Spaccio, pestaggi e violenze: 23 arresti e 14 obblighi di dimora nel Materano

Dall’alba di questa mattina i carabinieri del Comando Compagnia di Pisticci, a conclusione di indagini coordinate dalla Direzione distrettuale antimafia di Potenza, hanno dato esecuzione ad una ordinanza di applicazione di misure cautelari personali, emessa dal Gip del Tribunale di Potenza, nei confronti di 37 indagati (8 in carcere, 15 ai domiciliari e 14 obblighi di dimora) gravemente indiziati di apprtenere ad un’associazione finalizzata al traffico illecito di sostanze stupefacenti ed altri gravi reati.

In particolare le indagini – spiega il procuratore distrettuale Francesco Curcio -, hanno consentito di acquisire gravi indizi di reato sull’esistenza ed operatività di un gruppo criminale, guidato da Angelo Calvello, soggetto collegato alla criminalità organizzata, anche di tipo mafioso, presente nel Materano, particolarmente attivo nel trafico degli stupefacenti, costituito da numerosi sodali (di cui molti armati) ed una fitta rete di affiliati, che controllava diverse di “piazze di spaccio” su diversi comuni della provincia di Matera e di Potenza, nei quali esercitava, con modalità monopolistiche, lo spaccio di stupefacenti, imponendosi sul territorio e nel contesto criminale con forza e capacità d’intimidazione, anche contrapponendosi, in virtù della propria “forza militare”, ad eventuali ingerenze di terzi gruppi criminali.

Nel corso delle indagini sono stati effettuati numerosi sequestri di stupefacente del tipo cocaina, eroina, hashish, nonché di droghe sintetiche del tipo metacetilmorfina.

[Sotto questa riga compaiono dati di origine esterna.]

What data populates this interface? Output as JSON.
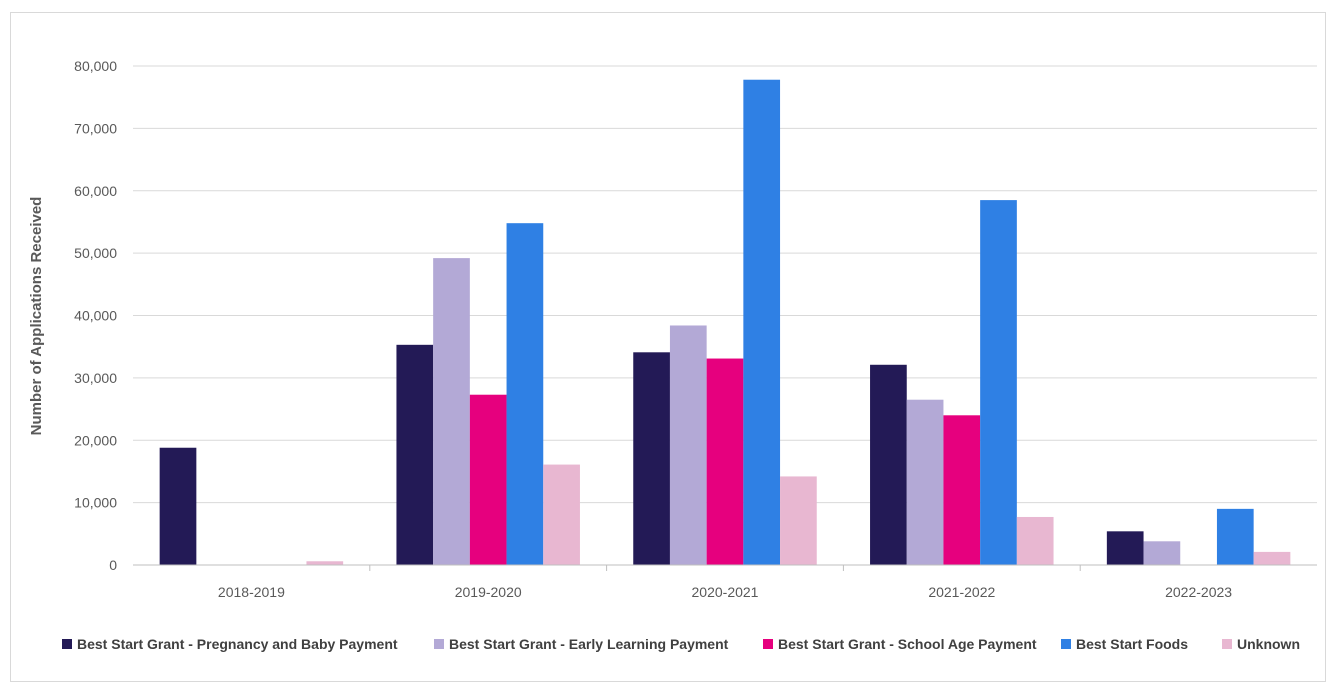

Le misure sono state eseguite in diversi comuni del territorio lucano e nazionale, ed in particolare nei comuni di Stigliano, Aliano, Accettura, Ferrandina, Tursi, Scanzano Jonico, Matera, Craco, Montalbano Jonico, Gorgoglione, Potenza, Corleto Perticara, Sant’Arcangelo, Missanello, Milano, Cesano Boscone (Mi), Castelfranco Veneto (Tv), San Giorgio Bigarello (Mn) e Campegine (Re).

I principali reati contestati dalla Dda sono associazione finalizzata al narcotraffco, detenzione e spaccio di sostanze stupefacenti, minaccia, estorsione, detenzione e porto illegale di armi, sequestro di persona a scopo di estorsione, tortura, furto aggravato e riciclaggio.

Ma soprattutto, il dato che maggiormente emerge dalle indagini – evidenzia ancora Curcio -, è costituito dalla particolare violenza con lui l’attività delittuosa veniva svolta e, dunque, dalla capacità di ricorrere a pestaggi, minacce e violenze, anche molto gravi, per imporre il proprio dominio criminale su parti consistenti del territorio lucano, organizzando e strutturando – in modo non dissimile da contesti in cui storicamente sono insediati gruppi criminali dediti al traffico e vendita di stupefacenti – articolazioni del gruppo criminale stesso, ciascuna competente a gestire una piazza di spaccio ed a recuperare, anche con efferata violenza, i crediti derivanti dalla cessione della droga.